Ken opowiada historię swojego mentora, szanowanego chirurga ortopedy. Gdy zdiagnozowano raka trzustki, pracownik służby zdrowia odmówił jakiegokolwiek leczenia. Resztę życia spędził z rodziną w domu i zmarł, otoczony bliskimi ludźmi.
Oczywiście lekarze nie chcą umrzeć. Ale wiedzą: każdy zasługuje na godną śmierć. Jak nikt inny, lekarz jest świadomy tego, co można zrobić w jego przypadku i wie, jak przywrócić ludzi do życia, złamać żebra, dokonać pośredniego masażu serca.
95 tysięcy przypadków resuscytacja krążeniowo-oddechowa w 2010 r. wykazało, że tylko 8% pacjentów mogło żyć dłużej niż miesiąc po tej procedurze. A ten miesiąc był pełen nieznośnych udręk.
Lekarze zwykle wycofują się i podejmują wszelkie działania, aby uratować życie danej osoby. W końcu ratowanie życia jest zagwarantowane przez prawo, a lekarze obawiają się odpowiedzialności! Osoby bliskie śmiertelnie chorym również nalegają na możliwość przedłużenia życia.
Ale kiedy wykonywane są operacje, które nie mogą w żaden sposób uratować człowieka, a jedynie przedłużyć bolesne męki, jest to bardzo przerażające. Kiedy lekarz widzi lub bierze w nich udział działania terapeutyczne, zdecydowanie decyduje: nie ma resuscytacji. Chcę umrzeć w pokoju, blisko moich bliskich i chcę cierpieć jak najmniej.

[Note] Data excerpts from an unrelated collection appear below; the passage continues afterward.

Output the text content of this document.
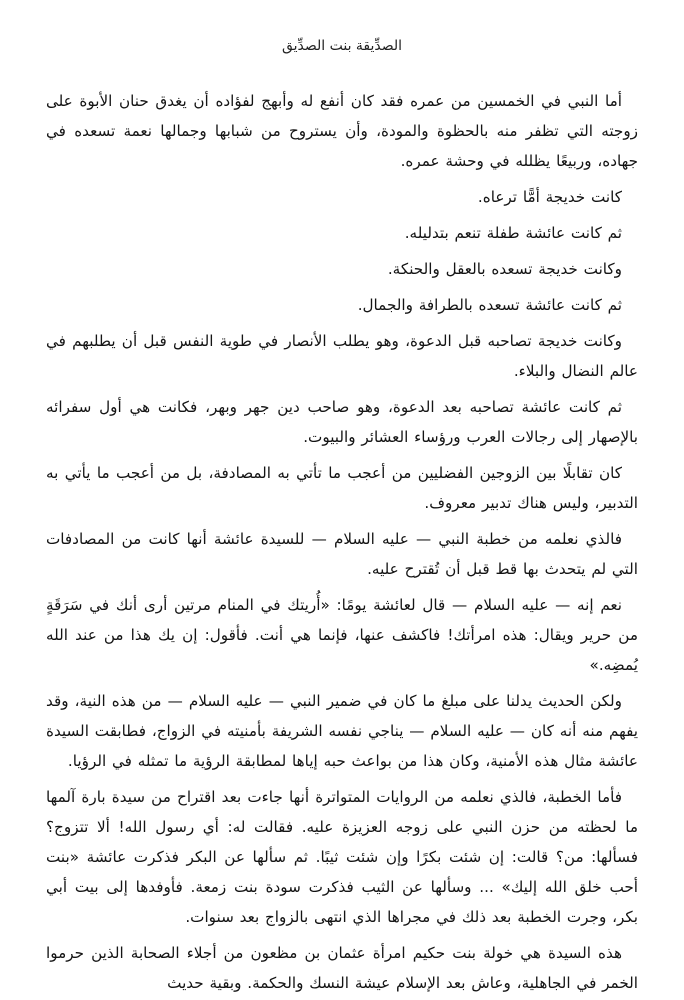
الصدِّيقة بنت الصدِّيق

أما النبي في الخمسين من عمره فقد كان أنفع له وأبهج لفؤاده أن يغدق حنان الأبوة على زوجته التي تظفر منه بالحظوة والمودة، وأن يستروح من شبابها وجمالها نعمة تسعده في جهاده، وربيعًا يظلله في وحشة عمره.

كانت خديجة أمًّا ترعاه.

ثم كانت عائشة طفلة تنعم بتدليله.

وكانت خديجة تسعده بالعقل والحنكة.

ثم كانت عائشة تسعده بالطرافة والجمال.

وكانت خديجة تصاحبه قبل الدعوة، وهو يطلب الأنصار في طوية النفس قبل أن يطلبهم في عالم النضال والبلاء.

ثم كانت عائشة تصاحبه بعد الدعوة، وهو صاحب دين جهر وبهر، فكانت هي أول سفرائه بالإصهار إلى رجالات العرب ورؤساء العشائر والبيوت.

كان تقابلًا بين الزوجين الفضليين من أعجب ما تأتي به المصادفة، بل من أعجب ما يأتي به التدبير، وليس هناك تدبير معروف.

فالذي نعلمه من خطبة النبي — عليه السلام — للسيدة عائشة أنها كانت من المصادفات التي لم يتحدث بها قط قبل أن تُقترح عليه.

نعم إنه — عليه السلام — قال لعائشة يومًا: «أُريتك في المنام مرتين أرى أنك في سَرَقَةٍ من حرير ويقال: هذه امرأتك! فاكشف عنها، فإنما هي أنت. فأقول: إن يك هذا من عند الله يُمضِه.»

ولكن الحديث يدلنا على مبلغ ما كان في ضمير النبي — عليه السلام — من هذه النية، وقد يفهم منه أنه كان — عليه السلام — يناجي نفسه الشريفة بأمنيته في الزواج، فطابقت السيدة عائشة مثال هذه الأمنية، وكان هذا من بواعث حبه إياها لمطابقة الرؤية ما تمثله في الرؤيا.

فأما الخطبة، فالذي نعلمه من الروايات المتواترة أنها جاءت بعد اقتراح من سيدة بارة آلمها ما لحظته من حزن النبي على زوجه العزيزة عليه. فقالت له: أي رسول الله! ألا تتزوج؟ فسألها: من؟ قالت: إن شئت بكرًا وإن شئت ثيبًا. ثم سألها عن البكر فذكرت عائشة «بنت أحب خلق الله إليك» ... وسألها عن الثيب فذكرت سودة بنت زمعة. فأوفدها إلى بيت أبي بكر، وجرت الخطبة بعد ذلك في مجراها الذي انتهى بالزواج بعد سنوات.

هذه السيدة هي خولة بنت حكيم امرأة عثمان بن مظعون من أجلاء الصحابة الذين حرموا الخمر في الجاهلية، وعاش بعد الإسلام عيشة النسك والحكمة. وبقية حديث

Wielu amerykańskich lekarzy wskazuje w swojej woli na odmowę reanimacji, a nawet zrobić tatuaże na ciele z taką prośbą. Czasem wiszą na rzeczach specjalnych breloczków z napisem. Lekarze z wyprzedzeniem myślą o tym, jaki będzie ich ostatni dzień i poproszą kolegów, aby poszedł spokojnie.

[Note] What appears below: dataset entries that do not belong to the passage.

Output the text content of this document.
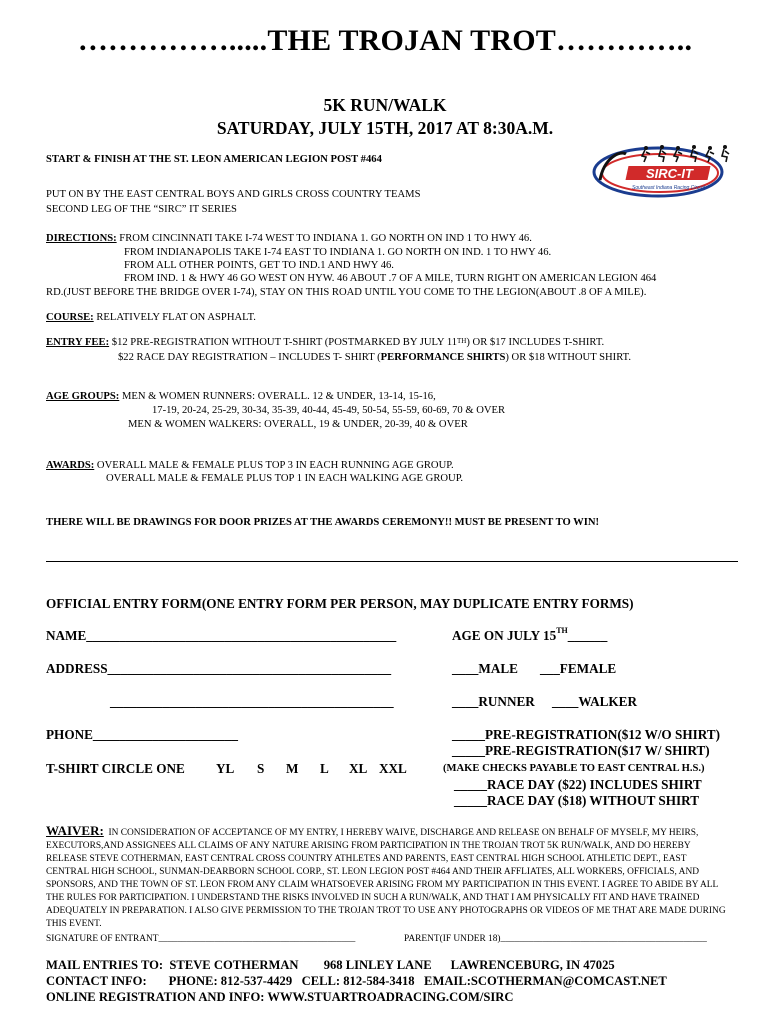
…………….....THE TROJAN TROT…………..
5K RUN/WALK
SATURDAY, JULY 15TH, 2017 AT 8:30A.M.
SIRC-IT
Southeast Indiana Racing Circuit
START & FINISH AT THE ST. LEON AMERICAN LEGION POST #464
PUT ON BY THE EAST CENTRAL BOYS AND GIRLS CROSS COUNTRY TEAMS
SECOND LEG OF THE “SIRC” IT SERIES
DIRECTIONS: FROM CINCINNATI TAKE I-74 WEST TO INDIANA 1. GO NORTH ON IND 1 TO HWY 46.
FROM INDIANAPOLIS TAKE I-74 EAST TO INDIANA 1. GO NORTH ON IND. 1 TO HWY 46.
FROM ALL OTHER POINTS, GET TO IND.1 AND HWY 46.
FROM IND. 1 & HWY 46 GO WEST ON HYW. 46 ABOUT .7 OF A MILE, TURN RIGHT ON AMERICAN LEGION 464
RD.(JUST BEFORE THE BRIDGE OVER I-74), STAY ON THIS ROAD UNTIL YOU COME TO THE LEGION(ABOUT .8 OF A MILE).
COURSE: RELATIVELY FLAT ON ASPHALT.
ENTRY FEE: $12 PRE-REGISTRATION WITHOUT T-SHIRT (POSTMARKED BY JULY 11TH) OR $17 INCLUDES T-SHIRT.
$22 RACE DAY REGISTRATION – INCLUDES T- SHIRT (PERFORMANCE SHIRTS) OR $18 WITHOUT SHIRT.
AGE GROUPS: MEN & WOMEN RUNNERS: OVERALL. 12 & UNDER, 13-14, 15-16,
17-19, 20-24, 25-29, 30-34, 35-39, 40-44, 45-49, 50-54, 55-59, 60-69, 70 & OVER
MEN & WOMEN WALKERS: OVERALL, 19 & UNDER, 20-39, 40 & OVER
AWARDS: OVERALL MALE & FEMALE PLUS TOP 3 IN EACH RUNNING AGE GROUP.
OVERALL MALE & FEMALE PLUS TOP 1 IN EACH WALKING AGE GROUP.
THERE WILL BE DRAWINGS FOR DOOR PRIZES AT THE AWARDS CEREMONY!! MUST BE PRESENT TO WIN!
OFFICIAL ENTRY FORM(ONE ENTRY FORM PER PERSON, MAY DUPLICATE ENTRY FORMS)
NAME_______________________________________________	AGE ON JULY 15TH______
ADDRESS___________________________________________	____MALE ___FEMALE
___________________________________________	____RUNNER ____WALKER
PHONE______________________	_____PRE-REGISTRATION($12 W/O SHIRT)
_____PRE-REGISTRATION($17 W/ SHIRT)
T-SHIRT CIRCLE ONE YL S M L XL XXL	(MAKE CHECKS PAYABLE TO EAST CENTRAL H.S.)
_____RACE DAY ($22) INCLUDES SHIRT
_____RACE DAY ($18) WITHOUT SHIRT
WAIVER: IN CONSIDERATION OF ACCEPTANCE OF MY ENTRY, I HEREBY WAIVE, DISCHARGE AND RELEASE ON BEHALF OF MYSELF, MY HEIRS, EXECUTORS,AND ASSIGNEES ALL CLAIMS OF ANY NATURE ARISING FROM PARTICIPATION IN THE TROJAN TROT 5K RUN/WALK, AND DO HEREBY RELEASE STEVE COTHERMAN, EAST CENTRAL CROSS COUNTRY ATHLETES AND PARENTS, EAST CENTRAL HIGH SCHOOL ATHLETIC DEPT., EAST CENTRAL HIGH SCHOOL, SUNMAN-DEARBORN SCHOOL CORP., ST. LEON LEGION POST #464 AND THEIR AFFLIATES, ALL WORKERS, OFFICIALS, AND SPONSORS, AND THE TOWN OF ST. LEON FROM ANY CLAIM WHATSOEVER ARISING FROM MY PARTICIPATION IN THIS EVENT. I AGREE TO ABIDE BY ALL THE RULES FOR PARTICIPATION. I UNDERSTAND THE RISKS INVOLVED IN SUCH A RUN/WALK, AND THAT I AM PHYSICALLY FIT AND HAVE TRAINED ADEQUATELY IN PREPARATION. I ALSO GIVE PERMISSION TO THE TROJAN TROT TO USE ANY PHOTOGRAPHS OR VIDEOS OF ME THAT ARE MADE DURING THIS EVENT.
SIGNATURE OF ENTRANT__________________________________________	PARENT(IF UNDER 18)____________________________________________
MAIL ENTRIES TO:  STEVE COTHERMAN        968 LINLEY LANE      LAWRENCEBURG, IN 47025
CONTACT INFO:       PHONE: 812-537-4429   CELL: 812-584-3418   EMAIL:SCOTHERMAN@COMCAST.NET
ONLINE REGISTRATION AND INFO: WWW.STUARTROADRACING.COM/SIRC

Śmierć innej osoby jest przypomnieniem naszej własnej śmierci. Żałując za kogoś, opłakujemy siebie. Lekarze widzą wiele zgonów i wiedzą, że najlepiej jest być w domu w ciągu ostatnich minut i umrzeć z pokojem w duszy, bez niepotrzebnego bólu ...
Każdy z nas ma znajomego lekarza. Zapytaj go o ten problem. Będziesz zaskoczony tym, co usłyszysz w odpowiedzi ...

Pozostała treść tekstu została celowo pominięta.